À vous de voir

Richesse de la programmation, hasard du calendrier, pour la fin du mois de novembre le 7e art est à l’honneur avec deux événements liés au cinéma sur le Grand Lyon. En parallèle du Festival du Film Court de Villeurbanne, la 24e édition d’À nous de voir, manifestation dédiée à la science, se tiendra du 18 au 28 novembre prochain et compte bien recevoir quelques 6000 spectateurs forte de ses 150 000 euros de budgets. Rencontre avec Pascale Bazin, déléguée générale du festival.

Lyon Capitale : Comment a pu naître un festival, en apparence, si spécialisé ?

Pascale Bazin : Le festival est né des préoccupations des citoyens, des militants, des syndicalistes, sur la place de l’industrie chimique sur le territoire, et les problématiques des risques liés. L’idée était d’informer le public. Ce qui était, il y a 24 ans, un préalable très avant-gardiste, alors qu’il n’y avait encore aucune autres structures scientifiques comme on en connaît aujourd’hui (Cité des sciences, CCSTI …). Si le festival est en apparence spécialisé, c’est parce qu’on s’intéresse à la science. Et la science apparaît comme très spécifique, mais c’est juste parce que c’est un domaine que la société s’applique à rendre inaccessible.
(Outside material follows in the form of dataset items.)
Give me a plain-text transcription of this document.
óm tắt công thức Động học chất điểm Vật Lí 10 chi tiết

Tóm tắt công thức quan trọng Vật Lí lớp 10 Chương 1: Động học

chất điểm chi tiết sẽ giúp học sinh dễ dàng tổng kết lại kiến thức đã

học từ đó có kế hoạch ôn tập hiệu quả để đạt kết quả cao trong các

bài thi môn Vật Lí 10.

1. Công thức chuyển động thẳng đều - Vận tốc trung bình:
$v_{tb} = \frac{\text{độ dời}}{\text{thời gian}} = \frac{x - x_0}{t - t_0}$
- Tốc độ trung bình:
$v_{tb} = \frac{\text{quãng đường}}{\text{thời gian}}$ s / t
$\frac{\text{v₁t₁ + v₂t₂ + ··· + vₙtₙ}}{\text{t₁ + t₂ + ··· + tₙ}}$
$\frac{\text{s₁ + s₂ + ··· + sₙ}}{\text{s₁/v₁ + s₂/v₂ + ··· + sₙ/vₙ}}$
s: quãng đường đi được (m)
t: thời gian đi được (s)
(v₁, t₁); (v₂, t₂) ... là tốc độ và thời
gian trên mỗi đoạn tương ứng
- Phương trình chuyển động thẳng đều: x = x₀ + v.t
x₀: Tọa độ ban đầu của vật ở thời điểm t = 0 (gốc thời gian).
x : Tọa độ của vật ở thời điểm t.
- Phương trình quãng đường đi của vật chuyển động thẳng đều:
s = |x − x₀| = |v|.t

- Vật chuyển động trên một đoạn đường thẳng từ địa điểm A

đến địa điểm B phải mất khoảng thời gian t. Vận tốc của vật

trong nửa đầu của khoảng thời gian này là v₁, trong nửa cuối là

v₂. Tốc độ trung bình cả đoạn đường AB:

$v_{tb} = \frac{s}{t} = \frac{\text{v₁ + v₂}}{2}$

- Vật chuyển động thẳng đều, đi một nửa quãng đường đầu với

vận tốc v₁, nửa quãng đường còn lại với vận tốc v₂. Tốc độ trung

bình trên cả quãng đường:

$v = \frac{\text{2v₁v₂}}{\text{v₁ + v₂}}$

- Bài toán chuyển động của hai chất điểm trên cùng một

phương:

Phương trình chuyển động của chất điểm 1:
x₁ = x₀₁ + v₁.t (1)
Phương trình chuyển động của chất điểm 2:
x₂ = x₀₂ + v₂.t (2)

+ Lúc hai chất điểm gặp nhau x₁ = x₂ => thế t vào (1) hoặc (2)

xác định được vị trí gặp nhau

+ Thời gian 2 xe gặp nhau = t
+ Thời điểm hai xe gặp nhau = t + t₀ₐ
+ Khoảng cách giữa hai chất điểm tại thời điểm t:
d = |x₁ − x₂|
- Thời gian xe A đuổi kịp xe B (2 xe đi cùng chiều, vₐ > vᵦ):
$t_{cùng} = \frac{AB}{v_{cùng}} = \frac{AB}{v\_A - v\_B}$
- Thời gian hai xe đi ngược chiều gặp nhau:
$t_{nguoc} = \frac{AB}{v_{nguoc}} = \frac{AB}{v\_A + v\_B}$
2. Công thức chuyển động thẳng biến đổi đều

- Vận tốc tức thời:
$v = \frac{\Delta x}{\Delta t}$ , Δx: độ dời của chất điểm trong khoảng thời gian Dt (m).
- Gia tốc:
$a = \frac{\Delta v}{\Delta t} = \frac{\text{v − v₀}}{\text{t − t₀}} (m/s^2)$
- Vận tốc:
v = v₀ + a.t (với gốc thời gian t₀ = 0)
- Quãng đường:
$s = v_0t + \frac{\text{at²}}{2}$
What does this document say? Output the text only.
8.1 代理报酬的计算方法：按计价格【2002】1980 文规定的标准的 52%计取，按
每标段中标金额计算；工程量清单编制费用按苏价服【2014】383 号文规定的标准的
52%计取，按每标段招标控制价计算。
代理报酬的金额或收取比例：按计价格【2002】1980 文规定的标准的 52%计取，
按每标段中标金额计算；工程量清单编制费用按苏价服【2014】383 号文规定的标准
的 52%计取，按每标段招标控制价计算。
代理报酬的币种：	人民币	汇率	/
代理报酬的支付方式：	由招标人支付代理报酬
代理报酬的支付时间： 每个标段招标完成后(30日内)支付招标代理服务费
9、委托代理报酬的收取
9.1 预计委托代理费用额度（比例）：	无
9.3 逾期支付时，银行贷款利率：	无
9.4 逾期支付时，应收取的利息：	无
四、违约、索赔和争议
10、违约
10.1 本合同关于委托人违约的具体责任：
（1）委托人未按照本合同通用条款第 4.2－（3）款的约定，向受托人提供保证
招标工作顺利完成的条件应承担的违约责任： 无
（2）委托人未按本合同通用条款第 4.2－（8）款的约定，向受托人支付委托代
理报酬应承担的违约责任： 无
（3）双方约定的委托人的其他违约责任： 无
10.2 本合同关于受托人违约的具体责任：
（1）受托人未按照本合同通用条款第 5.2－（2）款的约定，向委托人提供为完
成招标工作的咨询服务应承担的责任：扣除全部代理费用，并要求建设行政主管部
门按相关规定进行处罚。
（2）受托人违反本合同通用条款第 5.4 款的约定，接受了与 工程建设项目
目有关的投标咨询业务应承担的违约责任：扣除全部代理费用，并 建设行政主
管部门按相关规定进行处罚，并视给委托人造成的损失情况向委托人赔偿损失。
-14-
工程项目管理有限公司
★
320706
La science n’est pas inscrite dans la culture. Les différents intervenants culturels et éducatifs devraient avoir pour mission de venir plus souvent convoquer la science, ça participerait à amoindrir le fossé qui existe entre la culture et la science et la culture scientifique et les citoyens

Une volonté de lancer un festival de ciné ou de parler "science" ?

À la croisée des deux ! À nous de voir est catalogué science, notre volonté est donc d’insister sur le ciné. Mais nous sommes résolument à la rencontre des deux. On incarne les deux.

Y a-t-il une volonté, à travers les thématiques abordées, les films sélectionnés, de coller à une certaine actualité ?

Complètement. Les choix de programmation sont, pour une partie, liés aux films que nous recevons dans le cadre de notre appel à film du concours du film de science, qui croise de nombreuses actualités scientifiques. Pour les films que nous allons chercher, nous nous attachons à faire des choix de sujets qui portent un regard contemporain sur le monde. Nous recherchons des thèmes qui viennent croiser les interrogations des publics, ce à quoi sont en train de penser les chercheurs. L’actualité pourrait être la résultante de leurs recherches. Nous sommes plus dans ce qui est en train de se faire que ce qui est fait et qui ferait événement. Nous ne sommes pas dans la tendance, mais essayons d’avoir un temps d’avance.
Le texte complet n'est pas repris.